Aggressiv und rücksichtslos geht der Gangster vor, zerquetscht auch mal eine Grapefruit im Gesicht seiner Freundin wie James Cagney in "Public Enemy". Den Weg nach oben innerhalb des Syndikats, den der Gangster mit eisiger Kälte beschreitet, ist Spiegelbild der Positionskämpfe innerhalb von Wirtschaftskonzerten. Eingebettet ist das Handeln dabei immer auch in einen sozialen Kontext: In tristen Verhältnissen aufwachsend erscheint ihnen eine Gangsterkarriere als einziger Ausweg aus den Slums.

So ist der Gangsterfilm auch ein Gegenpol zum Boxerfilm: Schlägt sich der eine durch legale Kämpfe nach oben, kann der körperlich Schwache seine Chance scheinbar nur im organisierten Verbrechen suchen. Die Gewalt, die diese Figuren kennzeichnet, spiegelt sich im horrenden Tempo der Filme, im Stakkato des Schnitts, im Wechsel aus Verfolgungsjagden mit dem Auto und wilden Schießereien, splitterndem Glas und quietschenden Reifen. – Technisch ist das Genre wie das Musical durch die große Rolle, die die akustische Ebene spielt, an den Tonfilm gebunden.

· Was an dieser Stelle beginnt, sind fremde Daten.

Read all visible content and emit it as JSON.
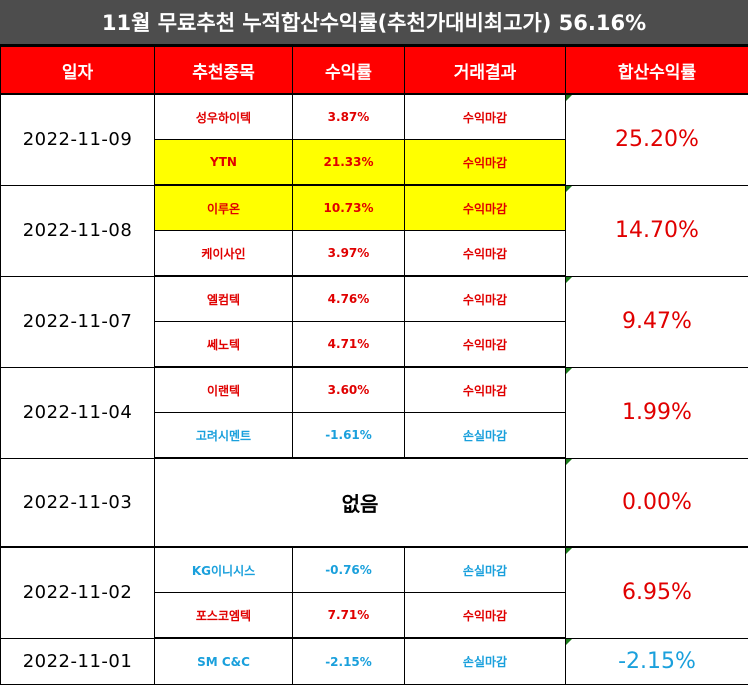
{
  "title": "11월 무료추천 누적합산수익률(추천가대비최고가) 56.16%",
  "headers": [
    "일자",
    "추천종목",
    "수익률",
    "거래결과",
    "합산수익률"
  ],
  "colors": {
    "header_bg": "#ff0000",
    "title_bg": "#4d4d4d",
    "profit": "#e00000",
    "loss": "#1aa0dc",
    "highlight": "#ffff00"
  },
  "groups": [
    {
      "date": "2022-11-09",
      "total": "25.20%",
      "rows": [
        {
          "stock": "성우하이텍",
          "rate": "3.87%",
          "result": "수익마감"
        },
        {
          "stock": "YTN",
          "rate": "21.33%",
          "result": "수익마감"
        }
      ]
    },
    {
      "date": "2022-11-08",
      "total": "14.70%",
      "rows": [
        {
          "stock": "이루온",
          "rate": "10.73%",
          "result": "수익마감"
        },
        {
          "stock": "케이사인",
          "rate": "3.97%",
          "result": "수익마감"
        }
      ]
    },
    {
      "date": "2022-11-07",
      "total": "9.47%",
      "rows": [
        {
          "stock": "엘컴텍",
          "rate": "4.76%",
          "result": "수익마감"
        },
        {
          "stock": "쎄노텍",
          "rate": "4.71%",
          "result": "수익마감"
        }
      ]
    },
    {
      "date": "2022-11-04",
      "total": "1.99%",
      "rows": [
        {
          "stock": "이랜텍",
          "rate": "3.60%",
          "result": "수익마감"
        },
        {
          "stock": "고려시멘트",
          "rate": "-1.61%",
          "result": "손실마감"
        }
      ]
    },
    {
      "date": "2022-11-03",
      "total": "0.00%",
      "none": "없음"
    },
    {
      "date": "2022-11-02",
      "total": "6.95%",
      "rows": [
        {
          "stock": "KG이니시스",
          "rate": "-0.76%",
          "result": "손실마감"
        },
        {
          "stock": "포스코엠텍",
          "rate": "7.71%",
          "result": "수익마감"
        }
      ]
    },
    {
      "date": "2022-11-01",
      "total": "-2.15%",
      "rows": [
        {
          "stock": "SM C&C",
          "rate": "-2.15%",
          "result": "손실마감"
        }
      ]
    }
  ]
}
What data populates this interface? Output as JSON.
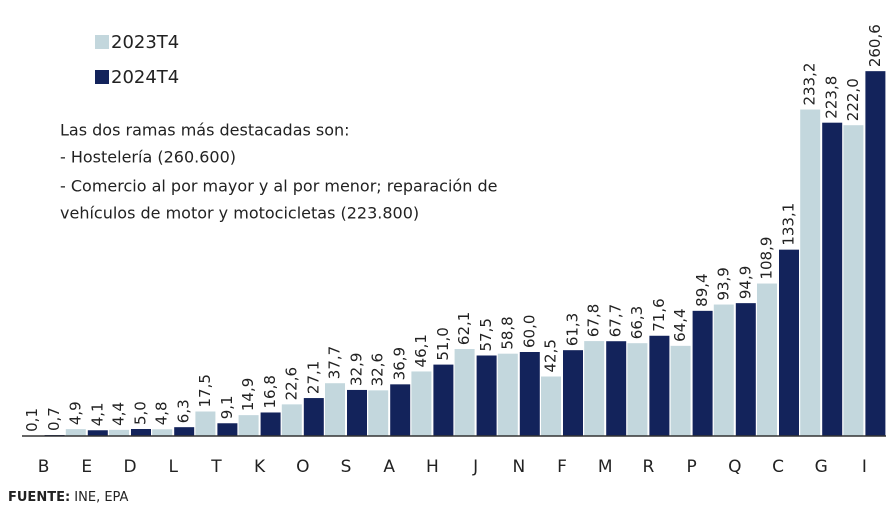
{
  "chart_data": {
    "type": "bar",
    "categories": [
      "B",
      "E",
      "D",
      "L",
      "T",
      "K",
      "O",
      "S",
      "A",
      "H",
      "J",
      "N",
      "F",
      "M",
      "R",
      "P",
      "Q",
      "C",
      "G",
      "I"
    ],
    "series": [
      {
        "name": "2023T4",
        "color": "#c3d7dd",
        "label_color": "#6ea5ab",
        "values": [
          0.1,
          4.9,
          4.4,
          4.8,
          17.5,
          14.9,
          22.6,
          37.7,
          32.6,
          46.1,
          62.1,
          58.8,
          42.5,
          67.8,
          66.3,
          64.4,
          93.9,
          108.9,
          233.2,
          222.0
        ],
        "value_labels": [
          "0,1",
          "4,9",
          "4,4",
          "4,8",
          "17,5",
          "14,9",
          "22,6",
          "37,7",
          "32,6",
          "46,1",
          "62,1",
          "58,8",
          "42,5",
          "67,8",
          "66,3",
          "64,4",
          "93,9",
          "108,9",
          "233,2",
          "222,0"
        ]
      },
      {
        "name": "2024T4",
        "color": "#13235b",
        "label_color": "#13235b",
        "values": [
          0.7,
          4.1,
          5.0,
          6.3,
          9.1,
          16.8,
          27.1,
          32.9,
          36.9,
          51.0,
          57.5,
          60.0,
          61.3,
          67.7,
          71.6,
          89.4,
          94.9,
          133.1,
          223.8,
          260.6
        ],
        "value_labels": [
          "0,7",
          "4,1",
          "5,0",
          "6,3",
          "9,1",
          "16,8",
          "27,1",
          "32,9",
          "36,9",
          "51,0",
          "57,5",
          "60,0",
          "61,3",
          "67,7",
          "71,6",
          "89,4",
          "94,9",
          "133,1",
          "223,8",
          "260,6"
        ]
      }
    ],
    "ylim": [
      0,
      270
    ],
    "annotation": [
      "Las dos ramas más destacadas son:",
      "- Hostelería (260.600)",
      "- Comercio al por mayor y al por menor; reparación de",
      "vehículos de motor y motocicletas (223.800)"
    ],
    "source": {
      "label": "FUENTE:",
      "text": "INE, EPA"
    }
  }
}
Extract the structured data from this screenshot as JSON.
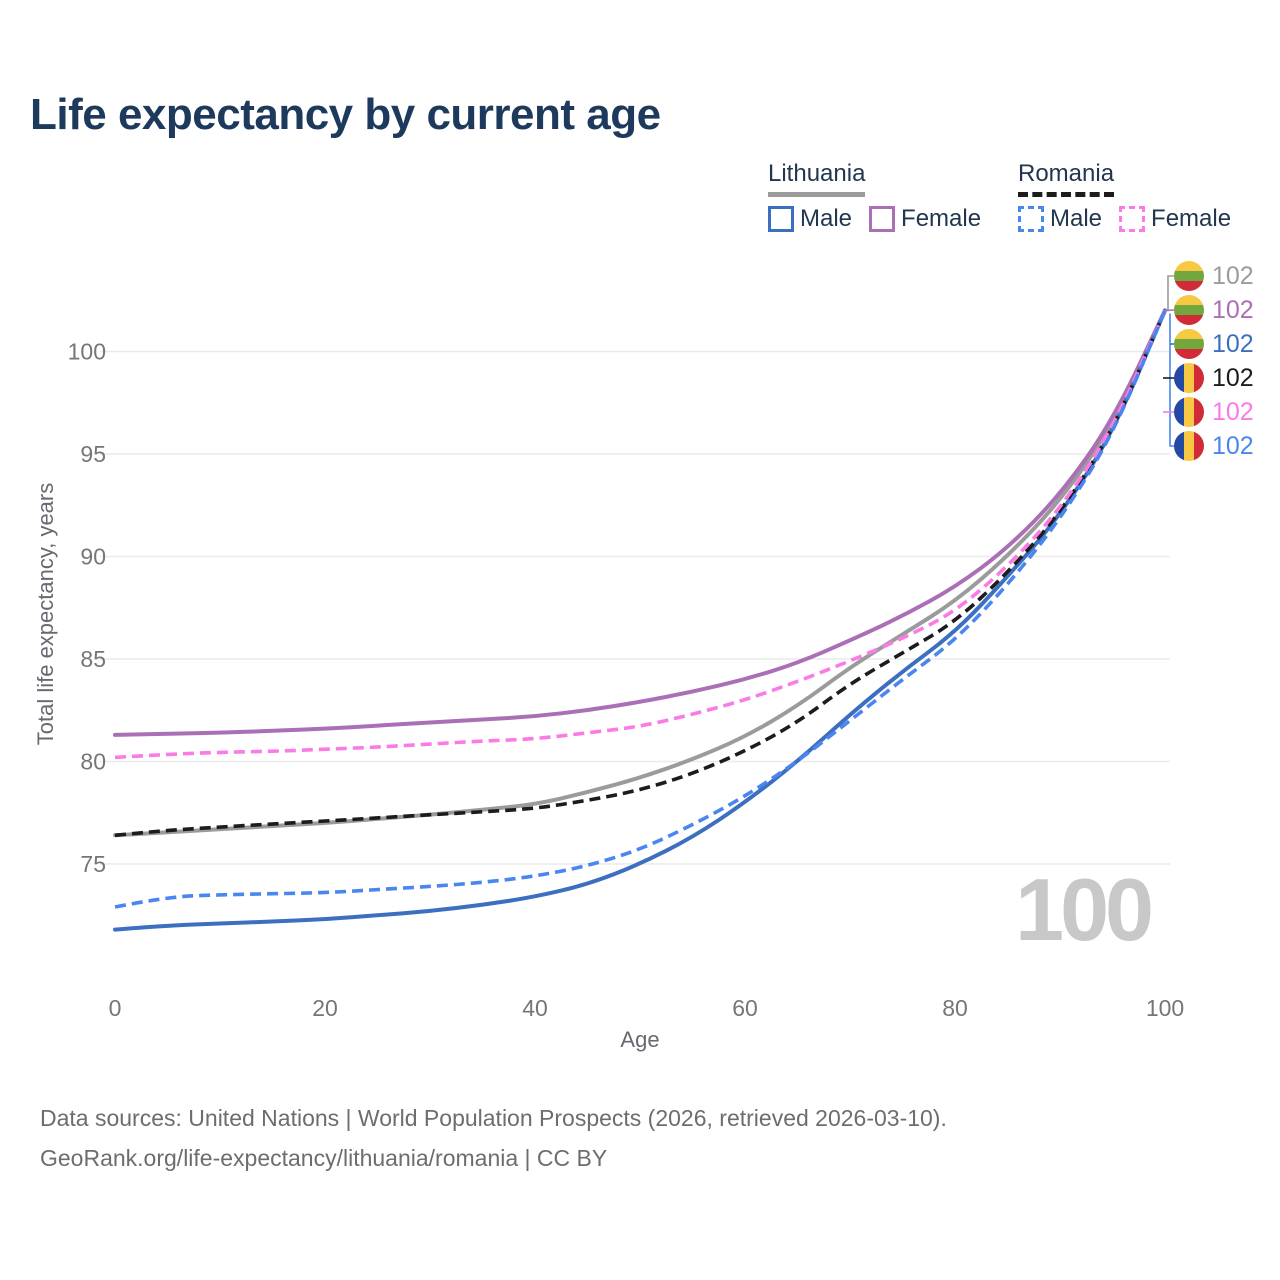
{
  "title": "Life expectancy by current age",
  "legend": {
    "groups": [
      {
        "country": "Lithuania",
        "line_style": "solid",
        "line_color": "#9b9b9b",
        "items": [
          {
            "label": "Male",
            "color": "#3d6fc0",
            "dashed": false
          },
          {
            "label": "Female",
            "color": "#ab6fb5",
            "dashed": false
          }
        ]
      },
      {
        "country": "Romania",
        "line_style": "dashed",
        "line_color": "#1c1c1c",
        "items": [
          {
            "label": "Male",
            "color": "#4a86ef",
            "dashed": true
          },
          {
            "label": "Female",
            "color": "#fa7ae6",
            "dashed": true
          }
        ]
      }
    ]
  },
  "y_axis": {
    "label": "Total life expectancy, years",
    "ticks": [
      75,
      80,
      85,
      90,
      95,
      100
    ]
  },
  "x_axis": {
    "label": "Age",
    "ticks": [
      0,
      20,
      40,
      60,
      80,
      100
    ]
  },
  "watermark_age": "100",
  "end_labels": [
    {
      "series": "Lithuania",
      "flag": "lithuania",
      "value": "102",
      "color": "#9b9b9b"
    },
    {
      "series": "Lithuania Female",
      "flag": "lithuania",
      "value": "102",
      "color": "#ab6fb5"
    },
    {
      "series": "Lithuania Male",
      "flag": "lithuania",
      "value": "102",
      "color": "#3d6fc0"
    },
    {
      "series": "Romania",
      "flag": "romania",
      "value": "102",
      "color": "#1c1c1c"
    },
    {
      "series": "Romania Female",
      "flag": "romania",
      "value": "102",
      "color": "#fa7ae6"
    },
    {
      "series": "Romania Male",
      "flag": "romania",
      "value": "102",
      "color": "#4a86ef"
    }
  ],
  "flag_colors": {
    "lithuania": {
      "yellow": "#f7c843",
      "green": "#71a73e",
      "red": "#d02b37"
    },
    "romania": {
      "blue": "#2349a3",
      "yellow": "#f7c843",
      "red": "#d02b37"
    }
  },
  "footer": {
    "line1": "Data sources: United Nations | World Population Prospects (2026, retrieved 2026-03-10).",
    "line2": "GeoRank.org/life-expectancy/lithuania/romania | CC BY"
  },
  "chart_data": {
    "type": "line",
    "title": "Life expectancy by current age",
    "xlabel": "Age",
    "ylabel": "Total life expectancy, years",
    "xlim": [
      0,
      100
    ],
    "ylim": [
      70.5,
      102.5
    ],
    "grid": true,
    "legend_position": "top-right",
    "x": [
      0,
      5,
      10,
      15,
      20,
      25,
      30,
      35,
      40,
      45,
      50,
      55,
      60,
      65,
      70,
      75,
      80,
      85,
      90,
      95,
      100
    ],
    "series": [
      {
        "name": "Lithuania",
        "country": "Lithuania",
        "sex": "Both sexes",
        "color": "#9b9b9b",
        "style": "solid",
        "end_value": 102,
        "values": [
          76.4,
          76.55,
          76.7,
          76.85,
          77.0,
          77.2,
          77.4,
          77.65,
          77.9,
          78.5,
          79.2,
          80.1,
          81.2,
          82.7,
          84.6,
          86.2,
          87.8,
          90.0,
          92.7,
          96.4,
          102
        ]
      },
      {
        "name": "Lithuania Female",
        "country": "Lithuania",
        "sex": "Female",
        "color": "#ab6fb5",
        "style": "solid",
        "end_value": 102,
        "values": [
          81.3,
          81.35,
          81.4,
          81.5,
          81.6,
          81.75,
          81.9,
          82.05,
          82.2,
          82.5,
          82.9,
          83.4,
          84.0,
          84.8,
          85.9,
          87.1,
          88.5,
          90.4,
          93.0,
          96.6,
          102
        ]
      },
      {
        "name": "Lithuania Male",
        "country": "Lithuania",
        "sex": "Male",
        "color": "#3d6fc0",
        "style": "solid",
        "end_value": 102,
        "values": [
          71.8,
          72.0,
          72.1,
          72.2,
          72.3,
          72.5,
          72.7,
          73.0,
          73.4,
          74.0,
          75.0,
          76.3,
          78.0,
          80.0,
          82.3,
          84.4,
          86.3,
          89.0,
          92.0,
          96.0,
          102
        ]
      },
      {
        "name": "Romania",
        "country": "Romania",
        "sex": "Both sexes",
        "color": "#1c1c1c",
        "style": "dashed",
        "end_value": 102,
        "values": [
          76.4,
          76.65,
          76.8,
          76.95,
          77.1,
          77.25,
          77.4,
          77.55,
          77.7,
          78.1,
          78.6,
          79.4,
          80.5,
          81.9,
          83.8,
          85.3,
          86.8,
          89.2,
          92.1,
          96.1,
          102
        ]
      },
      {
        "name": "Romania Female",
        "country": "Romania",
        "sex": "Female",
        "color": "#fa7ae6",
        "style": "dashed",
        "end_value": 102,
        "values": [
          80.2,
          80.35,
          80.45,
          80.5,
          80.6,
          80.7,
          80.85,
          81.0,
          81.1,
          81.4,
          81.7,
          82.3,
          83.0,
          83.9,
          84.9,
          86.0,
          87.3,
          89.5,
          92.3,
          96.2,
          102
        ]
      },
      {
        "name": "Romania Male",
        "country": "Romania",
        "sex": "Male",
        "color": "#4a86ef",
        "style": "dashed",
        "end_value": 102,
        "values": [
          72.9,
          73.4,
          73.5,
          73.55,
          73.6,
          73.75,
          73.9,
          74.1,
          74.4,
          74.9,
          75.7,
          76.9,
          78.3,
          80.0,
          82.0,
          84.0,
          85.9,
          88.6,
          91.8,
          95.9,
          102
        ]
      }
    ]
  }
}
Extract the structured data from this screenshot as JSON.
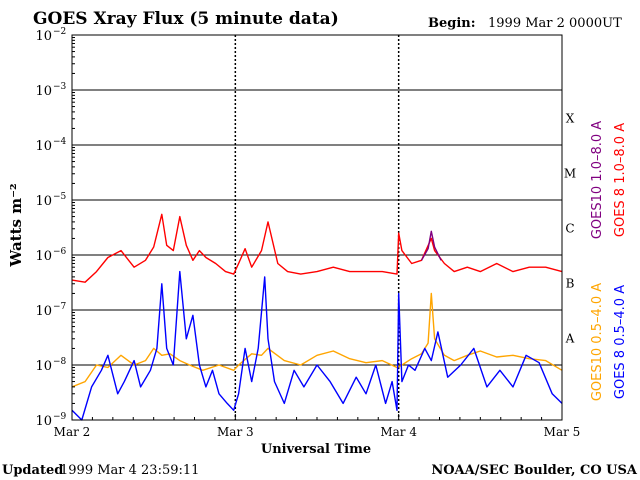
{
  "header": {
    "title": "GOES Xray Flux (5 minute data)",
    "begin_label": "Begin:",
    "begin_value": "1999 Mar 2 0000UT"
  },
  "footer": {
    "updated_label": "Updated",
    "updated_value": "1999 Mar  4 23:59:11",
    "credit": "NOAA/SEC Boulder, CO USA"
  },
  "colors": {
    "goes10_long": "#800080",
    "goes8_long": "#ff0000",
    "goes10_short": "#ffa500",
    "goes8_short": "#0000ff",
    "axes": "#000000"
  },
  "chart_data": {
    "type": "line",
    "title": "GOES Xray Flux (5 minute data)",
    "xlabel": "Universal Time",
    "ylabel": "Watts m⁻²",
    "yscale": "log",
    "ylim": [
      1e-09,
      0.01
    ],
    "xlim": [
      0,
      3
    ],
    "x_unit": "days from 1999 Mar 2 00:00 UT",
    "x_ticks": [
      {
        "x": 0,
        "label": "Mar 2"
      },
      {
        "x": 1,
        "label": "Mar 3"
      },
      {
        "x": 2,
        "label": "Mar 4"
      },
      {
        "x": 3,
        "label": "Mar 5"
      }
    ],
    "y_ticks": [
      {
        "exp": -9,
        "label": "10"
      },
      {
        "exp": -8,
        "label": "10"
      },
      {
        "exp": -7,
        "label": "10"
      },
      {
        "exp": -6,
        "label": "10"
      },
      {
        "exp": -5,
        "label": "10"
      },
      {
        "exp": -4,
        "label": "10"
      },
      {
        "exp": -3,
        "label": "10"
      },
      {
        "exp": -2,
        "label": "10"
      }
    ],
    "flare_classes": [
      {
        "label": "A",
        "exp": -7.5
      },
      {
        "label": "B",
        "exp": -6.5
      },
      {
        "label": "C",
        "exp": -5.5
      },
      {
        "label": "M",
        "exp": -4.5
      },
      {
        "label": "X",
        "exp": -3.5
      }
    ],
    "grid": {
      "horizontal": [
        -8,
        -7,
        -6,
        -5,
        -4,
        -3
      ],
      "day_dividers": [
        1,
        2
      ]
    },
    "legend": [
      {
        "label": "GOES10 1.0–8.0 A",
        "color": "#800080"
      },
      {
        "label": "GOES 8 1.0–8.0 A",
        "color": "#ff0000"
      },
      {
        "label": "GOES10 0.5–4.0 A",
        "color": "#ffa500"
      },
      {
        "label": "GOES 8 0.5–4.0 A",
        "color": "#0000ff"
      }
    ],
    "series": [
      {
        "name": "GOES 8 1.0–8.0 A",
        "color": "#ff0000",
        "x": [
          0,
          0.08,
          0.15,
          0.22,
          0.3,
          0.38,
          0.45,
          0.5,
          0.55,
          0.58,
          0.62,
          0.66,
          0.7,
          0.74,
          0.78,
          0.82,
          0.88,
          0.94,
          0.99,
          1.02,
          1.06,
          1.1,
          1.16,
          1.2,
          1.26,
          1.32,
          1.4,
          1.5,
          1.6,
          1.7,
          1.8,
          1.9,
          1.99,
          2.0,
          2.02,
          2.08,
          2.14,
          2.2,
          2.22,
          2.28,
          2.34,
          2.42,
          2.5,
          2.6,
          2.7,
          2.8,
          2.9,
          3.0
        ],
        "values": [
          3.5e-07,
          3.2e-07,
          5e-07,
          9e-07,
          1.2e-06,
          6e-07,
          8e-07,
          1.4e-06,
          5.5e-06,
          1.5e-06,
          1.2e-06,
          5e-06,
          1.5e-06,
          8e-07,
          1.2e-06,
          9e-07,
          7e-07,
          5e-07,
          4.5e-07,
          7e-07,
          1.3e-06,
          6e-07,
          1.2e-06,
          4e-06,
          7e-07,
          5e-07,
          4.5e-07,
          5e-07,
          6e-07,
          5e-07,
          5e-07,
          5e-07,
          4.5e-07,
          2.5e-06,
          1.2e-06,
          7e-07,
          8e-07,
          2e-06,
          1.2e-06,
          7e-07,
          5e-07,
          6e-07,
          5e-07,
          7e-07,
          5e-07,
          6e-07,
          6e-07,
          5e-07
        ]
      },
      {
        "name": "GOES10 1.0–8.0 A",
        "color": "#800080",
        "x": [
          2.14,
          2.18,
          2.2,
          2.22,
          2.26
        ],
        "values": [
          8e-07,
          1.3e-06,
          2.7e-06,
          1.4e-06,
          8e-07
        ]
      },
      {
        "name": "GOES10 0.5–4.0 A",
        "color": "#ffa500",
        "x": [
          0,
          0.08,
          0.15,
          0.22,
          0.3,
          0.38,
          0.45,
          0.5,
          0.55,
          0.6,
          0.66,
          0.72,
          0.8,
          0.9,
          0.99,
          1.02,
          1.1,
          1.16,
          1.2,
          1.3,
          1.4,
          1.5,
          1.6,
          1.7,
          1.8,
          1.9,
          1.99,
          2.02,
          2.08,
          2.14,
          2.18,
          2.2,
          2.22,
          2.28,
          2.34,
          2.42,
          2.5,
          2.6,
          2.7,
          2.8,
          2.9,
          3.0
        ],
        "values": [
          4e-09,
          5e-09,
          1e-08,
          9e-09,
          1.5e-08,
          1e-08,
          1.2e-08,
          2e-08,
          1.5e-08,
          1.6e-08,
          1.2e-08,
          1e-08,
          8e-09,
          1e-08,
          8e-09,
          1e-08,
          1.6e-08,
          1.5e-08,
          2e-08,
          1.2e-08,
          1e-08,
          1.5e-08,
          1.8e-08,
          1.3e-08,
          1.1e-08,
          1.2e-08,
          9e-09,
          1e-08,
          1.3e-08,
          1.6e-08,
          2.5e-08,
          2e-07,
          3e-08,
          1.5e-08,
          1.2e-08,
          1.5e-08,
          1.8e-08,
          1.4e-08,
          1.5e-08,
          1.3e-08,
          1.2e-08,
          8e-09
        ]
      },
      {
        "name": "GOES 8 0.5–4.0 A",
        "color": "#0000ff",
        "x": [
          0,
          0.06,
          0.12,
          0.18,
          0.22,
          0.28,
          0.32,
          0.38,
          0.42,
          0.48,
          0.52,
          0.55,
          0.58,
          0.62,
          0.66,
          0.7,
          0.74,
          0.78,
          0.82,
          0.86,
          0.9,
          0.95,
          0.99,
          1.02,
          1.06,
          1.1,
          1.14,
          1.18,
          1.2,
          1.24,
          1.3,
          1.36,
          1.42,
          1.5,
          1.58,
          1.66,
          1.74,
          1.8,
          1.86,
          1.92,
          1.96,
          1.99,
          2.0,
          2.02,
          2.06,
          2.1,
          2.16,
          2.2,
          2.24,
          2.3,
          2.38,
          2.46,
          2.54,
          2.62,
          2.7,
          2.78,
          2.86,
          2.94,
          3.0
        ],
        "values": [
          1.5e-09,
          1e-09,
          4e-09,
          8e-09,
          1.5e-08,
          3e-09,
          5e-09,
          1.2e-08,
          4e-09,
          8e-09,
          2e-08,
          3e-07,
          2e-08,
          1e-08,
          5e-07,
          3e-08,
          8e-08,
          1e-08,
          4e-09,
          8e-09,
          3e-09,
          2e-09,
          1.5e-09,
          3e-09,
          2e-08,
          5e-09,
          2e-08,
          4e-07,
          3e-08,
          5e-09,
          2e-09,
          8e-09,
          4e-09,
          1e-08,
          5e-09,
          2e-09,
          6e-09,
          3e-09,
          1e-08,
          2e-09,
          5e-09,
          1.5e-09,
          2e-07,
          5e-09,
          1e-08,
          8e-09,
          2e-08,
          1.2e-08,
          4e-08,
          6e-09,
          1e-08,
          2e-08,
          4e-09,
          8e-09,
          4e-09,
          1.5e-08,
          1.1e-08,
          3e-09,
          2e-09
        ]
      }
    ]
  }
}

Nicht zuletzt, weil der Hays Code ab 1934 die exzessive Darstellung von Gewalt und freizügige Szenen verbot, ebbte diese Welle der Gangsterfilme schon Mitte der 1930er Jahre ab beziehungsweise erfuhr eine Wandlung: Im Mittelpunkt stand nicht mehr die Schilderung der Verbrechersyndikate als negative Kopie des American Way of Life, sondern das Schicksal eines individuellen Outlaw oder eines sozial Benachteiligten, der auf die schiefe Bahn gerät. Damit nahm aber auch die Schonungslosigkeit und Aggressivität ab und die melodramatische und moralisierende Komponente zu.